I have an idol in my life. It’s one that I have worshiped for years. My idol is one that I have attempted to paint in righteousness. My idol is the approval of men. What is that you ask? Deep down I believe that if I follow God, do my job as a pastor then people will like me. I have somehow convinced myself that if I follow God I will never have any enemies and will always have friends.
Here is the problem with this line of logic: it’s not biblical. The bible never says that if I follow God life would be easy. What scripture communicates is that if I follow God people will treat me like they treat Him. That hurts though.
Certainly Jesus had His friends, but he had a generous helping of enemies as well.

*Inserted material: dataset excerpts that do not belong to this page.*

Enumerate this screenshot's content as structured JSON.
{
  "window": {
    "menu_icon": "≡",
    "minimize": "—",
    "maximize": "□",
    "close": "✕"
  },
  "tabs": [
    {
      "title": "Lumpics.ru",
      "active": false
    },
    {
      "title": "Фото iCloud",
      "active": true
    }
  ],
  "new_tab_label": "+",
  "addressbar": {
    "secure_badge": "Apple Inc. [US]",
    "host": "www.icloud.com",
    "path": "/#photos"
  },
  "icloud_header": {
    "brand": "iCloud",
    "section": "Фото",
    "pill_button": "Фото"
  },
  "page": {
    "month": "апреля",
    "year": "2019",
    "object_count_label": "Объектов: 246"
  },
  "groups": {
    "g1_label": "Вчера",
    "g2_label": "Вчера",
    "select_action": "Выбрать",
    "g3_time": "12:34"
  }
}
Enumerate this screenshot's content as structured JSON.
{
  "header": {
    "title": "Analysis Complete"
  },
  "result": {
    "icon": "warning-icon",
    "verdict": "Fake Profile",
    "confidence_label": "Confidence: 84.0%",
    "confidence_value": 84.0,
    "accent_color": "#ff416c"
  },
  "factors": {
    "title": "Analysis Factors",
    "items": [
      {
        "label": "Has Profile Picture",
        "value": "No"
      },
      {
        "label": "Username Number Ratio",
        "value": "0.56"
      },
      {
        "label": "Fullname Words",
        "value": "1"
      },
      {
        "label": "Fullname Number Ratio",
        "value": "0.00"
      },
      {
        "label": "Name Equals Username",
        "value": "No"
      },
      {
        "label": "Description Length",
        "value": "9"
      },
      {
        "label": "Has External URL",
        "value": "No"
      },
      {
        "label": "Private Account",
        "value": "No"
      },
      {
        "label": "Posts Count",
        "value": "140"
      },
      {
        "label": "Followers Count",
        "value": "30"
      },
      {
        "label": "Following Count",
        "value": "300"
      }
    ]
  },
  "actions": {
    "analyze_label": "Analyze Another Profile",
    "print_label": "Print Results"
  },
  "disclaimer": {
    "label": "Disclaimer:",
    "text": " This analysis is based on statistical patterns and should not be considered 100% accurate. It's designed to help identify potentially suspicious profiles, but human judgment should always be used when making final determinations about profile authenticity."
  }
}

I guess for me I am realizing on a regular basis that we follow Jesus not to a life of comfort but instead to a life of meaning. There is a difference.
God has placed on my heart a desire to love established congregations and help them return to God’s mission. Most churches are quite content to remain stale and comfortable. God does not want a comfortable church, He wants a church on mission.
Ideally everybody wants to be apart of a church that is on mission, in reality most people are content with a church that keeps them comfortable. I have learned that as the church steps out on mission some people will react because they love being in a church that does little.
Now to my idol, I have a choice in my leadership, either to lead God’s church to a place of comfort or to a place of obedience. I can lead it to please people or to please God. If I lead it towards obedience I know I will not please everybody.
Do I exist to please God or do I exist to please man? To follow God I know I must destroy my idol. I must get over myself and my desire to be liked.